Being satisfied that all believe precisely as they must, and that religions have been naturally produced, I have neither praise nor blame for any man. Good men have had bad creeds, and bad men have had good ones. Some of the noblest of the human race have fought and died for the wrong. The brain of man has been the trusting-place of contradictions. Passion often masters reason, and "the state of man, like to a little kingdom, suffers then the nature of an insurrection."

In the discussion of theological or religious questions, we have almost passed the personal phase, and we are now weighing arguments instead of exchanging epithets and curses. They who really seek for truth must be the best of friends. Each knows that his desire can never take the place of fact, and that, next to finding truth, the greatest honor must be won in honest search.
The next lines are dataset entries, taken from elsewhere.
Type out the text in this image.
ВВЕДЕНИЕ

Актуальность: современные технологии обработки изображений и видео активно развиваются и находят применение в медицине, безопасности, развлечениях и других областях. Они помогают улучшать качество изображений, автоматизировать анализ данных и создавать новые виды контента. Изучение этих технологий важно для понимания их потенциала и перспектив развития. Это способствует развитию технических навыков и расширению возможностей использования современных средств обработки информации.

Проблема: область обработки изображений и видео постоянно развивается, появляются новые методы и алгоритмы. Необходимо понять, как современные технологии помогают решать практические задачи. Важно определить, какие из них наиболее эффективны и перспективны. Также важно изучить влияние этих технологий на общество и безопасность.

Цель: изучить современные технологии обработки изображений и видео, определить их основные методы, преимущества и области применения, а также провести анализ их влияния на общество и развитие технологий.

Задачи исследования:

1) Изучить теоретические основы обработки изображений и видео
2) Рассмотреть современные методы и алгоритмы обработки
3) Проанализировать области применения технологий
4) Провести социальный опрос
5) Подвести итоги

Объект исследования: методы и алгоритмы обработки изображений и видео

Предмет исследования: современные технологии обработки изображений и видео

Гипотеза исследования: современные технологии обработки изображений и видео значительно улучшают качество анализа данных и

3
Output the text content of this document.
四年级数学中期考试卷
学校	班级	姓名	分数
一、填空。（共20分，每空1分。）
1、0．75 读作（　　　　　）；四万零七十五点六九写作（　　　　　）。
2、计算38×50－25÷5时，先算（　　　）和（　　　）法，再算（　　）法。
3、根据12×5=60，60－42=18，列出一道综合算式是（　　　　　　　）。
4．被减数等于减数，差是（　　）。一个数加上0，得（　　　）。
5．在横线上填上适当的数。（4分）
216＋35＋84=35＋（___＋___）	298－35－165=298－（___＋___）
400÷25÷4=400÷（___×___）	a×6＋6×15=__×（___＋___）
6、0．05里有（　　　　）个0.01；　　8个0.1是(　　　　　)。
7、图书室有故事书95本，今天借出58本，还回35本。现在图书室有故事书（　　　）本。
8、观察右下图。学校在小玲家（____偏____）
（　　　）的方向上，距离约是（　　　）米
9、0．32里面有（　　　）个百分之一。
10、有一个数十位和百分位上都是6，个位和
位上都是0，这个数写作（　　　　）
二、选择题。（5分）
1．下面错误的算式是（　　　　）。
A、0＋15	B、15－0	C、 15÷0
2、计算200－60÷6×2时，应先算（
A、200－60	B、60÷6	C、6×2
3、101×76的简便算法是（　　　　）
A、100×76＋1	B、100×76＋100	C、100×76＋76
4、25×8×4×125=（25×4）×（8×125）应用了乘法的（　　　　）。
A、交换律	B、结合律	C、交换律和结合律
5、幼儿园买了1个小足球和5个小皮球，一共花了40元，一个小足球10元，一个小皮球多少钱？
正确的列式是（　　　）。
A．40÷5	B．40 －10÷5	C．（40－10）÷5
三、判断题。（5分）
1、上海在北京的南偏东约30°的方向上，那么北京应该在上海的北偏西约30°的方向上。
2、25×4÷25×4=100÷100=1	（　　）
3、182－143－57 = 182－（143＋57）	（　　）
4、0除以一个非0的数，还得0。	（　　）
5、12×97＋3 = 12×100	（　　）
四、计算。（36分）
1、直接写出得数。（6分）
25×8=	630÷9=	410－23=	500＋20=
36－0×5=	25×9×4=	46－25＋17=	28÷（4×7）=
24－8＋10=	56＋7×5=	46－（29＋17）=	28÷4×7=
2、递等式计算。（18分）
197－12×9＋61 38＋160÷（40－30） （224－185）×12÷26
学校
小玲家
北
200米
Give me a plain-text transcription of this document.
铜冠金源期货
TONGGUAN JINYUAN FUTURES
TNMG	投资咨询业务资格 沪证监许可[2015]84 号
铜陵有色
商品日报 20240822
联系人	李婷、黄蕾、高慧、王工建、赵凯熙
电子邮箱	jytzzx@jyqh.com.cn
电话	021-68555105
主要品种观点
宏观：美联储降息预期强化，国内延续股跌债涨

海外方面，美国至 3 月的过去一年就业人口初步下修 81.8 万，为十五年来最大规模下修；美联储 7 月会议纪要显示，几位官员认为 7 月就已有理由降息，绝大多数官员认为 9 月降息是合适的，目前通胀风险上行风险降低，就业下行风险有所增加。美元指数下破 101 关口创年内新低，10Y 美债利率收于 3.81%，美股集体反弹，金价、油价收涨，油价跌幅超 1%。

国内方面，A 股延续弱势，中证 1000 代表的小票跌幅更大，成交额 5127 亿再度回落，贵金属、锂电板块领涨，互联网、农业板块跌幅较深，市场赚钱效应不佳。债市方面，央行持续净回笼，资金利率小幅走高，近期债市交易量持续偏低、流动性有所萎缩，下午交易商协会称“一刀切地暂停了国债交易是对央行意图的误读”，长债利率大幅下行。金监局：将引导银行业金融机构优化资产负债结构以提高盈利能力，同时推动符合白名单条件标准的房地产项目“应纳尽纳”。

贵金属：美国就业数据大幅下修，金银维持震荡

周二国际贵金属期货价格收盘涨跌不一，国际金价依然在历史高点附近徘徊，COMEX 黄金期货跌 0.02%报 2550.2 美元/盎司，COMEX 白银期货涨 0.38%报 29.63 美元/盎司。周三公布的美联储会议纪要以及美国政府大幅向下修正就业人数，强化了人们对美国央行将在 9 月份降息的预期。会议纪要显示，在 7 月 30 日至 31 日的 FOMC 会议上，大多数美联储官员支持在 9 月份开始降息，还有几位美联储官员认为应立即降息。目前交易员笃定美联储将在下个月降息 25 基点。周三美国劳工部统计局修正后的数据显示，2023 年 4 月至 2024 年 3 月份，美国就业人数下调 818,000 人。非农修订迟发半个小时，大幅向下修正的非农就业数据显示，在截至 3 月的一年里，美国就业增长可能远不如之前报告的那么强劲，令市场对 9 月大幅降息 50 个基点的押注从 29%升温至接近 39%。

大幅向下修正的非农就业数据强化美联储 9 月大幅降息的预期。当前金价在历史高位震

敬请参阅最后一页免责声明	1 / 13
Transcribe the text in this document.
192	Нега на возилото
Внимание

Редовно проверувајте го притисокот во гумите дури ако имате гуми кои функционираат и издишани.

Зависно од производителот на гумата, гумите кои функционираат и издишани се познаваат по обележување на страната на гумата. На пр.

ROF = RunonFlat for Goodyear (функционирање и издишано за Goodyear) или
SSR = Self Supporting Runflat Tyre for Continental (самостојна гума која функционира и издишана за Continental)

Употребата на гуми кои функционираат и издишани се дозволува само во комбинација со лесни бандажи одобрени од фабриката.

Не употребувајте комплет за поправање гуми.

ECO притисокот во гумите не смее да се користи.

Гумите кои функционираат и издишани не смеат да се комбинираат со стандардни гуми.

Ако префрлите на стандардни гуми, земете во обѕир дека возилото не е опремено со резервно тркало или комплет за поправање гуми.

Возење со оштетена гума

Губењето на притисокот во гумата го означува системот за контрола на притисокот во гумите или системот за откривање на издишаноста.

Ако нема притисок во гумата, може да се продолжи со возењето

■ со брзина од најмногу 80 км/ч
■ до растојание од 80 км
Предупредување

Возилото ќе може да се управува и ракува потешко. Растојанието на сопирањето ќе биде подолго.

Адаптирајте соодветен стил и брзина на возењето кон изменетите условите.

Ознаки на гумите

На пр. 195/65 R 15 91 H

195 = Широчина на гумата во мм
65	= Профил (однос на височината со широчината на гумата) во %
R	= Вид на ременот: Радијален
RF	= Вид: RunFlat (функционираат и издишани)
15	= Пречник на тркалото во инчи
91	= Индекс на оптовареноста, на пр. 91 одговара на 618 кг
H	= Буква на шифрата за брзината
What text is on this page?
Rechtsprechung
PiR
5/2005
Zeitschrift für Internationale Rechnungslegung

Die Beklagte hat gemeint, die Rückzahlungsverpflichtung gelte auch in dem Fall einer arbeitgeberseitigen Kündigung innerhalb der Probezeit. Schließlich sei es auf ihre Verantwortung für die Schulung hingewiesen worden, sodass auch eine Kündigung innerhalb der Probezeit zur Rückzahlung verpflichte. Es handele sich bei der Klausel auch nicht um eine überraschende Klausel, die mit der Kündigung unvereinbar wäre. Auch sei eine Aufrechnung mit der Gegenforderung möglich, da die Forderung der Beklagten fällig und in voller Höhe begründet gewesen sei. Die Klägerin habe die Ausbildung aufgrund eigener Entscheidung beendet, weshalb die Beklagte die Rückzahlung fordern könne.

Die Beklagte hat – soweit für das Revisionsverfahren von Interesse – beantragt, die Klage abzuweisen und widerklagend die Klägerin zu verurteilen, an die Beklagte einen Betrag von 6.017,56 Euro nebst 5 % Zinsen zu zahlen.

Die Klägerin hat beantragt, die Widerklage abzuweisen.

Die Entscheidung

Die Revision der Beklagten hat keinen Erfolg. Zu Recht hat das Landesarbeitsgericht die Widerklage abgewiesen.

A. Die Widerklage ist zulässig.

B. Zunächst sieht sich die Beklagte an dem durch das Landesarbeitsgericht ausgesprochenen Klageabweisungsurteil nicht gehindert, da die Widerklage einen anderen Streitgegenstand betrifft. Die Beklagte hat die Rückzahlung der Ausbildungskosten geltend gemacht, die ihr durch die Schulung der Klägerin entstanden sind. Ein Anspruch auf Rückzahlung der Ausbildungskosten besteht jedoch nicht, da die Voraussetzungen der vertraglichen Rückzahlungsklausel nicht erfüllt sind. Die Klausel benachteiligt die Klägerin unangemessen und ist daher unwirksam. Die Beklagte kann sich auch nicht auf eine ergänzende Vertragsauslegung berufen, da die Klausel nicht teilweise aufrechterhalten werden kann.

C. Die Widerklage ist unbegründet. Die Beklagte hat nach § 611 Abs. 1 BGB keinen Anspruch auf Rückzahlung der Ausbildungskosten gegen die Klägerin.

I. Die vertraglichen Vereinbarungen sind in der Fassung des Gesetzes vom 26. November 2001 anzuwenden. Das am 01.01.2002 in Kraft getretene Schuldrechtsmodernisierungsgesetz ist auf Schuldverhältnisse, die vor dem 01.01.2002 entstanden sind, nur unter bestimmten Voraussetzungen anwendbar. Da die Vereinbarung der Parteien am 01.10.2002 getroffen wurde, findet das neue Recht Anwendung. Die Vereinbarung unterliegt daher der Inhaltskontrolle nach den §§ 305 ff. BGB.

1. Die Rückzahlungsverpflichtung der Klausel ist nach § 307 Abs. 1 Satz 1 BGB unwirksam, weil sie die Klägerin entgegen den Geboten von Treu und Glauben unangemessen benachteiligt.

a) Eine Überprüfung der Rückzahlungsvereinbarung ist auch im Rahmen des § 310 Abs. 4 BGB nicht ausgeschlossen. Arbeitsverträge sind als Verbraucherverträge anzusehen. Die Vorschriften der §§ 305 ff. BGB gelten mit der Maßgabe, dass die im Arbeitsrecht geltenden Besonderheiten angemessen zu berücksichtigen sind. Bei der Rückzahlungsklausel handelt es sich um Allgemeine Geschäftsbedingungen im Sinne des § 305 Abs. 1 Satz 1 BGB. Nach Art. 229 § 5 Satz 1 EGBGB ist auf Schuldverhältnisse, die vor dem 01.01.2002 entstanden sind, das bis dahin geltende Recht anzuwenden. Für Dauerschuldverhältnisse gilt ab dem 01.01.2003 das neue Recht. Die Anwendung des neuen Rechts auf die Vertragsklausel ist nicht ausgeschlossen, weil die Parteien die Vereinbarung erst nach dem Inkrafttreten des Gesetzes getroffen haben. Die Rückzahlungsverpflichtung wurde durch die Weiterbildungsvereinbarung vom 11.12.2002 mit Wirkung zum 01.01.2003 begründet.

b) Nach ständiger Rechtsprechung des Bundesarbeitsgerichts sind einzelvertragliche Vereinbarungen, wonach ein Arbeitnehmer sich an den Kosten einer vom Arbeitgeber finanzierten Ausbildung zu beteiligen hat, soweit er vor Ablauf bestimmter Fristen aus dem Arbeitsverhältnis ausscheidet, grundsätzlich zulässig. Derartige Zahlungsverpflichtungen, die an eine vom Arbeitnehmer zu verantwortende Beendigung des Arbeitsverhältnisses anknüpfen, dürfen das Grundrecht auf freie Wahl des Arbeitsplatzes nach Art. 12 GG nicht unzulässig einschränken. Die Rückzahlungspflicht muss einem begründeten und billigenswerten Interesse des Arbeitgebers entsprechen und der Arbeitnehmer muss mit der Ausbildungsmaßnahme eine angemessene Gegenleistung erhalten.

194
We see that many ships are driven in many ways by the same wind. So men, reading the same book, write many creeds and lay out many roads to heaven. To the best of my ability, I have examined the religions of many countries and the creeds of many sects. They are much alike, and the testimony by which they are substantiated is of such a character that to those who believe is promised an eternal reward. In all the sacred books there are some truths, some rays of light, some words of love and hope. The face of savagery is sometimes softened by a smile -- the human triumphs, and the heart breaks into song. But in these books are also found the words of fear and hate, and from their pages crawl serpents that coil and hiss in all the paths of men.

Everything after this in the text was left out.